Consorcio Tecnológico de la Fruta (Fruit Technology Consortium) has unveiled the first commercial red table grape variety developed within Chile.

According to Patricio Arce, director of the CTF’s table grape genetic improvement programme, the early to mid-season variety has a well-defined red colour, and a crunchy eating texture, “like an apple”, a long postharvest shelf-life and high productivity. It can be harvested from late January, an attractive market window for Chile.

“It has a very green and thick stalk, which contributes to the quality and condition of the fruit,” said Rodrigo Sapiain, advisor to the programme.

“Likewise, it has a calibre of 19-21mm in this period of new plants, so we believe that later we will be able to have calibres of 20mm upwards. It is also a fruit that tolerates rains very well, in terms of resistance to fungi.'

Arce said the behaviour of the new variety has been evaluated in six locations from Copiapó to Paine and on different rootstocks, 'and in all areas and rootstocks it has shown very good results, so we believe it will be a very important variety in the market in the coming years”.

CTF’s general manager, Sergio Maureira, said the new variety has been developed to respon to the needs of the market and the national industry.

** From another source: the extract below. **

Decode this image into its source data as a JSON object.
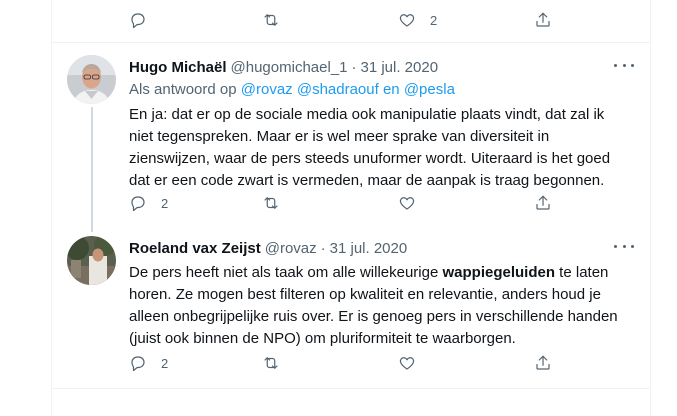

“Today, the Chilean table grape industry is undergoing a reconversion process and this new variety arrives at the right time to support this process, since it is being developed for Chilean producers and exporters,” he said.

“We are the main exporting country in the Southern Hemisphere, the main supplier of table grapes on a global level and the main supplier of countries such as China, which is why, with this variety, we believe that we are also making a leap to being a benchmark in the development of fruit genetics and supplying ourselves with our own varieties.”

CTF was created in 2006, and currently runs five genetic improvement programmes for table grapes, raspberries, stonefruit, apples and cherries.

This is the first variety developed by the grape programme, which has been running since 2007 and has also made advanced selections of black table grapes that could soon be launched commercially.

To date, the programme has 31 advanced selections of table grapes, of which 10 are “very promising”.

'We are very satisfied with this variety, because it is the result of a long and arduous multidisciplinary endeavour. It is the first red variety in Chile and developed by this programme,” Arce said.

“People have come from breeding programmes in other parts of the world, and they have all concluded that it is an excellent variety.”